Uterine Fibroids Indian Medical PG Question 10: A 25-year-old woman presents to the Gynaecology OPD with complaints of abdominal pain and heavy menstrual bleeding. On examination, there is a mass arising from the hypogastrium corresponding to 16 weeks gravid uterus. Her urine pregnancy test is negative. The most likely diagnosis is
- A. Endometriosis
- B. Ovarian tumour
- C. Uterine fibroid (Correct Answer)
- D. Pelvic inflammatory disease
Uterine Fibroids Explanation: ***Uterine fibroid***
- The combination of **heavy menstrual bleeding (menorrhagia)**, **abdominal pain**, and a **palpable mass in the hypogastrium** corresponding to a 16-week gravid uterus in a young woman with a **negative pregnancy test** is classic for uterine fibroid.
- Fibroids (leiomyomas) are **benign smooth muscle tumors** of the uterus that can grow to significant size, causing **bulk-related symptoms** and **abnormal uterine bleeding**.
- This represents a **large symptomatic fibroid** with the classic triad: menorrhagia, pelvic mass, and pelvic pressure/pain.
*Endometriosis*
- While endometriosis can cause **cyclical pelvic pain** and **dysmenorrhea**, it typically does not present as a large, palpable mass mimicking a 16-week gravid uterus.

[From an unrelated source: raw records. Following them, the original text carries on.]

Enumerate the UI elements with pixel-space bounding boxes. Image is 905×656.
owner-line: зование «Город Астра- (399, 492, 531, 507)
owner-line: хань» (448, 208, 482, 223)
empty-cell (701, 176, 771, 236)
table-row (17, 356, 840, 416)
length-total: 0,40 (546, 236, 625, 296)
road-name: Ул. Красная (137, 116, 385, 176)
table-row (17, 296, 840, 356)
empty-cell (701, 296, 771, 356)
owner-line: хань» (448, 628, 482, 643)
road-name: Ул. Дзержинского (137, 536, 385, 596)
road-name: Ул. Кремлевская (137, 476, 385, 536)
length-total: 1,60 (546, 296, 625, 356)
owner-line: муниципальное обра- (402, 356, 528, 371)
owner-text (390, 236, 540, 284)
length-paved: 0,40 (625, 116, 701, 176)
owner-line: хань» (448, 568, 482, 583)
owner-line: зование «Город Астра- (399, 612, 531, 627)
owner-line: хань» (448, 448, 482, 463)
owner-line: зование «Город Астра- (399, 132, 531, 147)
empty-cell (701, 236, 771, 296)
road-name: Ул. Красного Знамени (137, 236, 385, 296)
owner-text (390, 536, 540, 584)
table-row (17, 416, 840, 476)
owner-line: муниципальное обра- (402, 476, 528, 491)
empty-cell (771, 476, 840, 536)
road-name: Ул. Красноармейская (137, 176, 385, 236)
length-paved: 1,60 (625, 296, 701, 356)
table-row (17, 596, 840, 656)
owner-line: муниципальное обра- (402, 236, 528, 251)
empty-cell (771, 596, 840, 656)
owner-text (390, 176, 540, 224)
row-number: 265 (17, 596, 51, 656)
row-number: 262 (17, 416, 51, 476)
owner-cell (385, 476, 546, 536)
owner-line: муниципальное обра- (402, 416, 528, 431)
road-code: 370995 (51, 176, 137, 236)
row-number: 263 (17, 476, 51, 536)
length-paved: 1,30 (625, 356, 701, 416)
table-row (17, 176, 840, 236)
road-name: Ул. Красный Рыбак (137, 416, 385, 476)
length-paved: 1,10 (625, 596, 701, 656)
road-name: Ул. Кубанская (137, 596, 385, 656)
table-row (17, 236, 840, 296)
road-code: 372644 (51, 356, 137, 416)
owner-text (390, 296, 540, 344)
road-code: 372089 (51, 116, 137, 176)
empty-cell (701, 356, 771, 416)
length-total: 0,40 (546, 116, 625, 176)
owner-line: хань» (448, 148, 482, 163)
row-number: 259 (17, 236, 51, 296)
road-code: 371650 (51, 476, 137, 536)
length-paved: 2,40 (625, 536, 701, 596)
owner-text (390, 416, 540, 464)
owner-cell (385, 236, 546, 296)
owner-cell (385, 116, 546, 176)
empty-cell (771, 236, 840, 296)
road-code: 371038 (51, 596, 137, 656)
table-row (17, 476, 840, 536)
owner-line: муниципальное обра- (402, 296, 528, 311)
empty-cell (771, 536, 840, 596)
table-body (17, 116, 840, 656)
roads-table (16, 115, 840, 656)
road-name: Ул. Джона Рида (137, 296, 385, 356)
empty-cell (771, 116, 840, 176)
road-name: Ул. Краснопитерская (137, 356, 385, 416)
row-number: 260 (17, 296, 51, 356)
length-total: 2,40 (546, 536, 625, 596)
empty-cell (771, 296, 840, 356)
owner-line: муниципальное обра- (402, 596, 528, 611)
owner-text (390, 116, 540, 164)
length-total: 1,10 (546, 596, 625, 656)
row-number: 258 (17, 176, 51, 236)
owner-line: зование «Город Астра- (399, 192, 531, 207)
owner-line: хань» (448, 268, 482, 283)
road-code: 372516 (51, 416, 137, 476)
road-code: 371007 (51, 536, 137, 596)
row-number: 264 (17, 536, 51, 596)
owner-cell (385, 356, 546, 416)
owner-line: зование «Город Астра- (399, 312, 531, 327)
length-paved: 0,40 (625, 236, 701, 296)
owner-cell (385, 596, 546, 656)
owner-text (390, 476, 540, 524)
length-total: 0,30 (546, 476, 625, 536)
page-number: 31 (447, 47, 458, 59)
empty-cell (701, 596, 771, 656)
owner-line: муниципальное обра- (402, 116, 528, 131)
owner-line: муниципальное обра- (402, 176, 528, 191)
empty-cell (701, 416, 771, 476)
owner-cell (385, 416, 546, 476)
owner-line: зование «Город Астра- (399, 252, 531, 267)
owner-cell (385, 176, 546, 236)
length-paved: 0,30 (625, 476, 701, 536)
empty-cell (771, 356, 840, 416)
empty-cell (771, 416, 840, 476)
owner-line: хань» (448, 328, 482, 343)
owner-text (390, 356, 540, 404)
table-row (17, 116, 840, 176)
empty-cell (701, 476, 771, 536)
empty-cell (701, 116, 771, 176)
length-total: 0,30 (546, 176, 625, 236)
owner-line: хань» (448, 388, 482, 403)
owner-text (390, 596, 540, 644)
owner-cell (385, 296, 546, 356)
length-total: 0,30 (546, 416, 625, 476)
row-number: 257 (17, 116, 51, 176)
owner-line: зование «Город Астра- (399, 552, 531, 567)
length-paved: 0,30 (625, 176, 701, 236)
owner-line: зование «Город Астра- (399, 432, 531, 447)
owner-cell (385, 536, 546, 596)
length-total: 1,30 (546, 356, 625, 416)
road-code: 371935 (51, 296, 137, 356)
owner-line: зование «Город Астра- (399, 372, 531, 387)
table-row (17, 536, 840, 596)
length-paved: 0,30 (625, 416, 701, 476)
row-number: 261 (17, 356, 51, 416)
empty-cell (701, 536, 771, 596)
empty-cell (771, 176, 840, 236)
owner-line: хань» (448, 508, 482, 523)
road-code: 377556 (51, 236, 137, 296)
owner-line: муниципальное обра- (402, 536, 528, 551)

- Endometriomas (chocolate cysts) can form masses but are usually **adnexal** rather than central, and menorrhagia is not the primary symptom.
*Ovarian tumour*
- An ovarian tumor could present with an **abdominal mass** and **pain**, but heavy menstrual bleeding is not a typical feature unless it's a **hormonally active tumor** (rare).
- The description of the mass specifically corresponding to a "**gravid uterus**" suggests a **uterine origin** rather than an adnexal mass.
- Ovarian masses are typically felt **laterally** or can be more mobile.
*Pelvic inflammatory disease*
- PID commonly causes **acute pelvic pain**, **fever**, **vaginal discharge**, and **cervical motion tenderness**, but does not typically manifest as a large, smooth, palpable mass arising from the hypogastrium.
- Tubo-ovarian abscesses can form masses but are usually **tender**, **irregular**, and associated with **systemic signs of infection**.